App de comida conectou tenente-coronel a lavagem de dinheiro do PCC

O uso de um aplicativo de entrega de comida pelo tenente-coronel da Polícia Militar (PM) José Henrique Martins Flores foi determinante para que a Corregedoria da corporação consolidasse a convicção de que o oficial frequentava, de forma recorrente, endereços de empresas registradas em nome de familiares. Como indica investigação, elas eram utilizadas para receber pagamentos de companhias de ônibus apontadas como ligadas ao Primeiro Comando da Capital (PCC).

Os dados obtidos pela investigação revelam que os endereços cadastrados no aplicativo coincidiam com todos os locais associados ao grupo empresarial AM3, estrutura apontada no Inquérito Policial Militar (IPM) como responsável por viabilizar financeiramente a prestação de serviços de segurança privada feita por policiais militares a integrantes da facção.

Rastros digitais e a presença do oficial

A análise do histórico do app de entregas insere um elemento concreto em uma apuração que, até então, se sustentava principalmente em vínculos societários e trocas de mensagens. Ao mapear os locais cadastrados no aplicativo, a Corregedoria identificou que o tenente-coronel mantinha presença frequente justamente nos endereços vinculados às empresas formalmente registradas em nome de sua mãe, padrasto e outros familiares.

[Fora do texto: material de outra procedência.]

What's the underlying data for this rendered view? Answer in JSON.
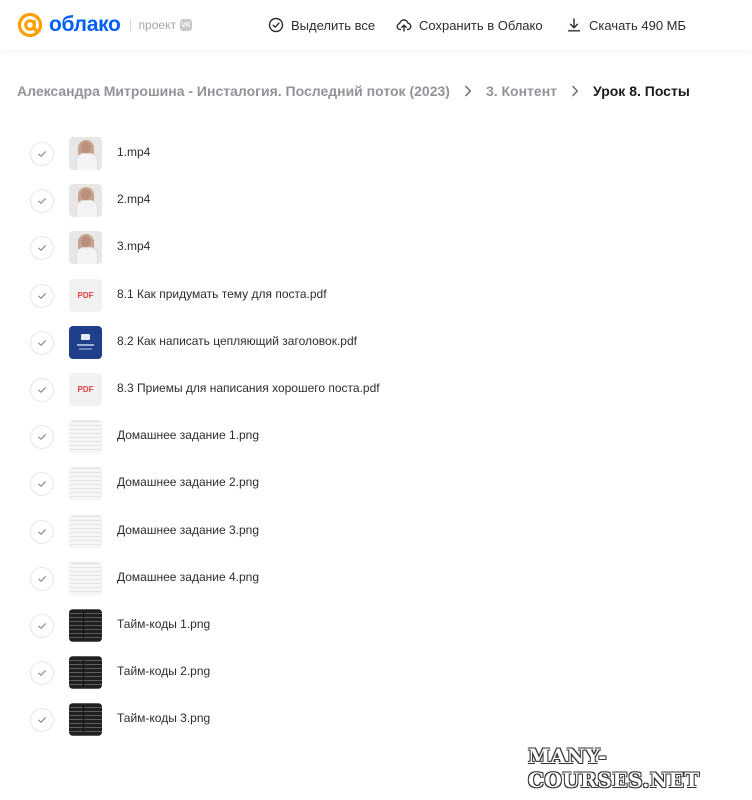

Para os investigadores, o dado reforça o entendimento de que o oficial não apenas tinha conhecimento das atividades, como também participava da rotina operacional das empresas. Isso porque os parentes indicados como sócios residem no interior paulista, a mais de 500 quilômetros da capital, sem condições práticas de administrar presencialmente negócios na cidade de São Paulo.

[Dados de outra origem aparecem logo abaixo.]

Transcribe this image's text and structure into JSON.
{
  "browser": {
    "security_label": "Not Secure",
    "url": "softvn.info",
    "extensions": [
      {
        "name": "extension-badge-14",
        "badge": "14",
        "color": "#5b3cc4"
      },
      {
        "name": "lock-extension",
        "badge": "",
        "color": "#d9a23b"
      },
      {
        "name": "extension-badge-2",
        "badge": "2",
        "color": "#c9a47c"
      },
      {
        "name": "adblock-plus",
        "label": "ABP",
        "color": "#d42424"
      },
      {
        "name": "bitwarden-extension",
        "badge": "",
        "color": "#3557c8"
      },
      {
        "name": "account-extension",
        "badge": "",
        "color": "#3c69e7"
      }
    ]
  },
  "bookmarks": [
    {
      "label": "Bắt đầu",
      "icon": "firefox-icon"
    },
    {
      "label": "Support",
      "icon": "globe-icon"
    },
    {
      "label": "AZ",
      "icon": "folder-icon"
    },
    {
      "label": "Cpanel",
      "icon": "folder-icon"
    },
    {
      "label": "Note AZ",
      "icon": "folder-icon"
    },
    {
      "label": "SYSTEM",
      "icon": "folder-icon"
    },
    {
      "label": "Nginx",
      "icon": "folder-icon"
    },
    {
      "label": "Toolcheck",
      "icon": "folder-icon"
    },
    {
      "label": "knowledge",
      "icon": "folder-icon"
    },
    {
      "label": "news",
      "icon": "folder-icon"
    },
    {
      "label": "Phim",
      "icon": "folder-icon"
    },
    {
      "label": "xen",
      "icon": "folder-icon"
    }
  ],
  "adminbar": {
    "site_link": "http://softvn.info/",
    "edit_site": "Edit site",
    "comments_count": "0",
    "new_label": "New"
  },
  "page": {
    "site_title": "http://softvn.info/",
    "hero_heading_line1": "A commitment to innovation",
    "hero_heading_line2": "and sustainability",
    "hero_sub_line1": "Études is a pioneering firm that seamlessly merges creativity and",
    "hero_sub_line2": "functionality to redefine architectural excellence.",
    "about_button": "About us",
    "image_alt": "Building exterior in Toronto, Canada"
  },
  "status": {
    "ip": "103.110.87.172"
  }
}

Nesse cenário, os registros digitais funcionam como provas ao indicar que a gestão, de fato, ocorria onde o oficial estava e não onde os sócios formais residiam.

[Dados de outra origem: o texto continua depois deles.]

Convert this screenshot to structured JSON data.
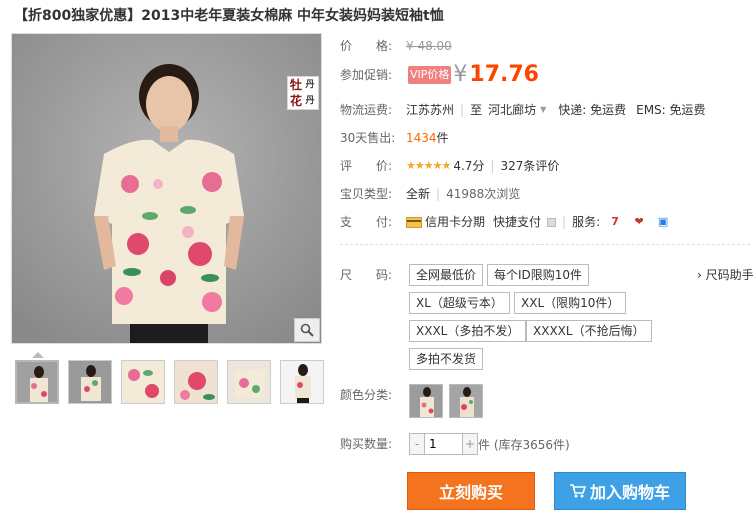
{
  "title": "【折800独家优惠】2013中老年夏装女棉麻 中年女装妈妈装短袖t恤",
  "gallery": {
    "seal_chars": [
      "牡",
      "丹",
      "花",
      "丹"
    ],
    "zoom_icon": "magnifier-icon"
  },
  "price": {
    "label": "价　　格:",
    "original": "¥ 48.00",
    "promo_label": "参加促销:",
    "vip_tag": "VIP价格",
    "yen": "¥",
    "value": "17.76"
  },
  "shipping": {
    "label": "物流运费:",
    "from": "江苏苏州",
    "to_prefix": "至",
    "to": "河北廊坊",
    "express": "快递: 免运费",
    "ems": "EMS: 免运费"
  },
  "sales": {
    "label": "30天售出:",
    "count": "1434",
    "unit": "件"
  },
  "rating": {
    "label": "评　　价:",
    "stars": "★★★★★",
    "score": "4.7分",
    "reviews": "327条评价"
  },
  "item_type": {
    "label": "宝贝类型:",
    "condition": "全新",
    "views": "41988次浏览"
  },
  "payment": {
    "label": "支　　付:",
    "card": "信用卡分期",
    "quick": "快捷支付",
    "service_label": "服务:"
  },
  "sizes": {
    "label": "尺　　码:",
    "help": "› 尺码助手",
    "options": [
      "全网最低价",
      "每个ID限购10件",
      "XL（超级亏本）",
      "XXL（限购10件）",
      "XXXL（多拍不发）",
      "XXXXL（不抢后悔）",
      "多拍不发货"
    ]
  },
  "colors": {
    "label": "颜色分类:"
  },
  "quantity": {
    "label": "购买数量:",
    "value": "1",
    "minus": "-",
    "plus": "+",
    "stock": "件 (库存3656件)"
  },
  "actions": {
    "buy": "立刻购买",
    "cart": "加入购物车"
  }
}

Empresas em nome de familiares

A estrutura descrita no IPM aponta que o tenente-coronel utilizava familiares como “laranjas” para registrar empresas do ramo de segurança e serviços. Entre os nomes, aparecem sua mãe, seu padrasto, e outros parentes, todos vinculados a empresas do grupo AM3. O marido do oficial também consta como proprietário de uma empresa do mesmo ramo de atuação.

A composição societária, como mostra a Corregedoria, revela uma administração apenas formal, incompatível com a realidade operacional. O próprio inquérito destaca que idade e localização dos sócios indicam a impossibilidade de gestão direta, apontando que as atividades eram, na prática, coordenadas pelo oficial.

É por meio dessas empresas que, de acordo com a investigação, eram emitidas notas fiscais usadas para dar aparência de legalidade aos pagamentos, recebidos pelos serviços de segurança prestados a empresas de ônibus sob suspeita de ligação com a maior facção criminosa do país.

O elo com a operação e o PCC

O caso se conecta diretamente às investigações conduzidas pelo Ministério Público de São Paulo (MPSP) na Operação Fim da Linha, que apontou o uso de empresas como Transwolff e UPBus para lavagem de dinheiro do PCC.